Ward’s view of San Luis Obispo is equally positive but he admits to missing certain aspects of home as well. “I miss my friends and the Mexican food,” said Ward, who admitted he would be stopping at Roberto’s in Solana Beach on his drive home from school, before going to his parents’ house. “A lot of my friends went to school on the East Coast and I haven’t seen them for nine months.
“San Luis Obispo is a great place, though. Cal Poly is an ag school in a farm/ranch area and definitely has more of a Southern vibe—I think it’s a hospitality-type thing or maybe a college thing. It seems a lot easier to meet people and I like the feeling.
“It’s not such a big city and people aren’t going 100 mile per hour, 24-7—it’s more relaxed, not so stressful.”

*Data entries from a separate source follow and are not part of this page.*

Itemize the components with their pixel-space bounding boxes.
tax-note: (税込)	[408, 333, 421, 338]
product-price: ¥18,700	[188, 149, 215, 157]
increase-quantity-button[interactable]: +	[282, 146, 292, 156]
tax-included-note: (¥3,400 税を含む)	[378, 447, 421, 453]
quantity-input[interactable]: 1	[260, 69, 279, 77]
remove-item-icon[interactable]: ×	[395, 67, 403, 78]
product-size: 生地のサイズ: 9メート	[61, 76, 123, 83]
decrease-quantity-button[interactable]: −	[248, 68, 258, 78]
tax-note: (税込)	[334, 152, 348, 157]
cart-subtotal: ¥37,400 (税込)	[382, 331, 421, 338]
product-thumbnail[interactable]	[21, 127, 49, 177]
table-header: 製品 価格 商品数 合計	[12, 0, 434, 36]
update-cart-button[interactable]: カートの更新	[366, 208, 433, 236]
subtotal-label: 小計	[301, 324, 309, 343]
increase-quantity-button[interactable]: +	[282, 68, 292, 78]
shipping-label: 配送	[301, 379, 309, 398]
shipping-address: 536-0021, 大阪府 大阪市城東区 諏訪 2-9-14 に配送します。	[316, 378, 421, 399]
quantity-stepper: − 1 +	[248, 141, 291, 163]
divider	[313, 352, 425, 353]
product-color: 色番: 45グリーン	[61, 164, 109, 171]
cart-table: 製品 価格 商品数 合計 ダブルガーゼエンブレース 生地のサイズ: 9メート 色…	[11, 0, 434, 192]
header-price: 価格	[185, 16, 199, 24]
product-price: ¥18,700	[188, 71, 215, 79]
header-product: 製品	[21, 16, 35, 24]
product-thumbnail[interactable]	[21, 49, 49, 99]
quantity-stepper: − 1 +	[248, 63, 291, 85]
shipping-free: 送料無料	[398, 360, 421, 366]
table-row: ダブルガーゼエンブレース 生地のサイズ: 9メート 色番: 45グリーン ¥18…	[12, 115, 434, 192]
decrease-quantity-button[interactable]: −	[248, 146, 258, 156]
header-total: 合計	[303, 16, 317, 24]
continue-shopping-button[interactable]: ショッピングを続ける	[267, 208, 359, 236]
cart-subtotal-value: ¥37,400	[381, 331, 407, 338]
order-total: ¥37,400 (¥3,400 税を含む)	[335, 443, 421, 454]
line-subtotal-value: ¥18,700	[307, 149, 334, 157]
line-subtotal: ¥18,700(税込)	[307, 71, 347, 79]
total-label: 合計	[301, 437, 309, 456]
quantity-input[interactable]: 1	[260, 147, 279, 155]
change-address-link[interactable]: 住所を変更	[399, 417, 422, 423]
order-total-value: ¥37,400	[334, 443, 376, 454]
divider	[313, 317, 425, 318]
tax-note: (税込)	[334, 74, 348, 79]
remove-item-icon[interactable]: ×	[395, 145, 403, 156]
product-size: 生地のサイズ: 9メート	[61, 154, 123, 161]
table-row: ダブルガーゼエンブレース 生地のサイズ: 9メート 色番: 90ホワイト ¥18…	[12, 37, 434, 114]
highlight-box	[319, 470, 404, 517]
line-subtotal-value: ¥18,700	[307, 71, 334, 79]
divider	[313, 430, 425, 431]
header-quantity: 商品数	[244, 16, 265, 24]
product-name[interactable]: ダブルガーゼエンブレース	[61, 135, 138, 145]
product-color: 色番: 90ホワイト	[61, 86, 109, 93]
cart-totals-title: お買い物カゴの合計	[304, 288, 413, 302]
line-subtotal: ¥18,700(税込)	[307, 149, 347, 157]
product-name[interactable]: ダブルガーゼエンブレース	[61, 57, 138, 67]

With a year of experience on their resumes, what words of wisdom would the threesome have for the classes that will follow in their footsteps?
“Just get out there every day during the summer, by yourself or with a teammate, and be prepared physically when you go to campus,” said Jones. “I felt like my fitness prepared me better than my lacrosse skills—it helped me have a lot of confidence and I can see where it would be easy for an incoming freshman to be intimidated and lose their confidence.”
Ward’s thoughts echoed some of Jones’ sentiments. “Train hard over the summer,” he said. “Don’t kill yourself but be ready, maybe cross train. Don’t just show up cold in the fall and get hit by a truck.” He also spoke to the recruitment process.
“E-mail any and every coach. It never hurts to get your name out and send all the video you can—keep them updated with what you’ve been doing and what competitions you’ll be at. I went to the Pole Vault Summit in Reno before my senior season in high school. I mentioned that in a correspondence and in return learned that the Cal Poly head coach was going to be there. It was the first time I’d met him face-to-face and at that point I wasn’t even part of their walk-on list—but after that, when my numbers started going up, I already had my foot in the door.”
Song hit some of the same notes. “Golf-wise, make sure you get your game in a good spot so that when you go into a new environment and have to make adjustments, you’re able to maintain your confidence,” he said. “And be more pro-active in the classroom—both in high school and after you get to college.”